Nel De oratore, Cicerone attribuisce al perfetto oratore le caratteristiche dell’autorevolezza, dell’onestà e della saggezza, che possono in un certo senso descrivere in altro modo il concetto di ethos greco: «È compito dell’oratore esprimere il proprio pensiero in modo autorevole quando interviene su questioni molto importanti».

Il pathos è la componente della persona e, in questo caso, dell’oratore che fa emozionare il pubblico: «La persuasione si realizza invece tramite gli ascoltatori quando questi siano condotti dal discorso a provare un’emozione: i giudizi non vengono emessi allo stesso modo se si è influenzati da sentimenti di dolore o di gioia, oppure di amicizia o di odio» (Retorica I, 2). Anche Cicerone è convinto che l’oratore debba conoscere tutti i sentimenti e gli stati d’animo umani, perché deve essere in grado di suscitare o di placare le emozioni degli ascoltatori.

Il logos è il mezzo di persuasione basato sui discorsi, sui contenuti e sugli argomenti. Il discorso deve dimostrare qualcosa. In questo caso, secondo Aristotele, la persuasione viene ottenuta attraverso il vero o ciò che appare come tale. L’argomentazione dovrà essere logica, coerente, suffragata da prove che soddisfino la parte razionale dell’uditore che non dovrà nutrire dubbi sulla veridicità dell’argomentazione addotta. «Il discorso», scrive Cicerone nel De oratore, «deve sbocciare e scaturire da una padronanza degli argomenti: se il tema non è stato appreso bene dall’oratore, suonerà come una sterile e infantile esposizione».

In poche parole, i tre aspetti della persuasione, ethos, pathos, logos, riguardano tre componenti della comunicazione. Cosa penserebbe Aristotele del discorso dei tre ragazzi? Piggy è dotato di logos, ma non ha ethos, credibilità, perché tutti lo guardano con tono denigratorio per il suo aspetto e il carattere remissivo.
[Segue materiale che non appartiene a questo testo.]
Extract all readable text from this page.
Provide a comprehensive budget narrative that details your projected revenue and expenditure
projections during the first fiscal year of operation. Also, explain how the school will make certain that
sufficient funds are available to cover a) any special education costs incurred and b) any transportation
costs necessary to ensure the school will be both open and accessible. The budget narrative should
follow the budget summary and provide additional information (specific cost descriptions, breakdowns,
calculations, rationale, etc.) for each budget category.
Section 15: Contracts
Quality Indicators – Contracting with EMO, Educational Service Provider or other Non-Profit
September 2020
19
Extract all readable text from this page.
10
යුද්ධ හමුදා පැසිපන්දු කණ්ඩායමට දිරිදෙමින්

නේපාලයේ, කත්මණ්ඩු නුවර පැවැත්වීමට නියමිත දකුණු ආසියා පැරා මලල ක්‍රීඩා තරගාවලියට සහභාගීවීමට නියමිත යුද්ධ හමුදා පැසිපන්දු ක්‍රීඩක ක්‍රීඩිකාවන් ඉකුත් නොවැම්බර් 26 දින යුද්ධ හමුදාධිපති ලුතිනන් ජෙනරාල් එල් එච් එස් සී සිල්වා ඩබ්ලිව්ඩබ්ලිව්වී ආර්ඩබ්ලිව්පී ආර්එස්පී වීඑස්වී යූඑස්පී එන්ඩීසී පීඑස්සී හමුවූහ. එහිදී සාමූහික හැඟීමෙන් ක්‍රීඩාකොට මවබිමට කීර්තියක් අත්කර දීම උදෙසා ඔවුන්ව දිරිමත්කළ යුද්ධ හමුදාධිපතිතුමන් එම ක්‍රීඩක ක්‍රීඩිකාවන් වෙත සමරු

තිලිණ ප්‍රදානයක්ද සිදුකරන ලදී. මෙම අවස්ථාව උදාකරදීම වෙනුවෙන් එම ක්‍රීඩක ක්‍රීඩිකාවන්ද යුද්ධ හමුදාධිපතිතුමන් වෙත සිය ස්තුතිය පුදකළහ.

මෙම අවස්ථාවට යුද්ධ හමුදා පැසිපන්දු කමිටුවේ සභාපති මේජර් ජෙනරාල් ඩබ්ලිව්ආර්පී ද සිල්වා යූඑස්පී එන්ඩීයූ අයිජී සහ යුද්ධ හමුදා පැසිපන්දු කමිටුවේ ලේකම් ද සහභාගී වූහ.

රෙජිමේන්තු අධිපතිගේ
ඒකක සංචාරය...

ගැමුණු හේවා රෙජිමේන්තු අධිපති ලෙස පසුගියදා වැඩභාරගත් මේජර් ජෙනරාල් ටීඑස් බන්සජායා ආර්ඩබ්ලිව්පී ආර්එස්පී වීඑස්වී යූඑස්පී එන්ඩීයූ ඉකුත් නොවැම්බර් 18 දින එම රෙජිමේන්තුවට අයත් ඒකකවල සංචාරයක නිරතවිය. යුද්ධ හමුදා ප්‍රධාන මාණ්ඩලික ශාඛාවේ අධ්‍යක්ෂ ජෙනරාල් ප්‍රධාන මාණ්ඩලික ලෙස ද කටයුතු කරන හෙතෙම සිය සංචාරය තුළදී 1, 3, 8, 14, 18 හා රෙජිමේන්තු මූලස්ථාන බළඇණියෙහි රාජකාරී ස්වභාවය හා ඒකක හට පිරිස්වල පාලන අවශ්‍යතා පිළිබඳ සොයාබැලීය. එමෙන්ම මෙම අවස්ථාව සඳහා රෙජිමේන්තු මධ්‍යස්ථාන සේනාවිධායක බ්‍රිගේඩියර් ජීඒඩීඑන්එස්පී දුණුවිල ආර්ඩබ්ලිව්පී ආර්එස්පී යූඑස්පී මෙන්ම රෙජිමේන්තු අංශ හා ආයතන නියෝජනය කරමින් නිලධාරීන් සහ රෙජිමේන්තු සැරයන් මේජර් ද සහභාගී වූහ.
Piggy può avere l’ethos se è deriso in partenza e nessuno lo ascolta? Al riguardo Isocrate ha ragione rispetto ad Aristotele: l’ethos non deriva solo dall’orazione tenuta, ma anche dalla storia dell’oratore e dalla credibilità che viene a lui attribuita, già prima che inizi a parlare. Ralph ha ethos, ma è carente di logos: non ha idee, né tantomeno possiede il vocabolario adeguato per esprimere i concetti che vuole comunicare.

Jack riesce a conquistare il plauso dei ragazzi dinanzi all’assemblea, perché accentua molto la dimensione del pathos e dell’emotività: insiste sulla paura, cercando di dimostrare che la paura non può arrecare alcun male. Le sue parole sono dotate di logos, perché ricercano la concatenazione logica e argomentativa che conclude che «non c’è nessuna bestia […] ma […] non c’è nemmeno nessuna paura»: lui ha attraversato l’isola e può testimoniarlo. L’autenticità del discorso è suffragata da una testimonianza diretta.

Nei capitoli successivi de Il signore delle mosche i discorsi di Jack mostrano una carenza di ethos. Il capo dei cacciatori cerca di scalzare Ralph dalla guida, palesando il desiderio di sostituirlo, ambizione e tanta invidia per il compagno, guardato come un rivale, piuttosto che come un amico e socio nella missione di riportare tutti i compagni a casa. I ragazzi che partecipano all’assemblea non concordano con la sua decisione di sostituire il capo Ralph: nessuno alza la mano per avallare la sua proposta. L’ethos di un discorso è alimentato dalla verità e dal bene progettato per tutta la comunità.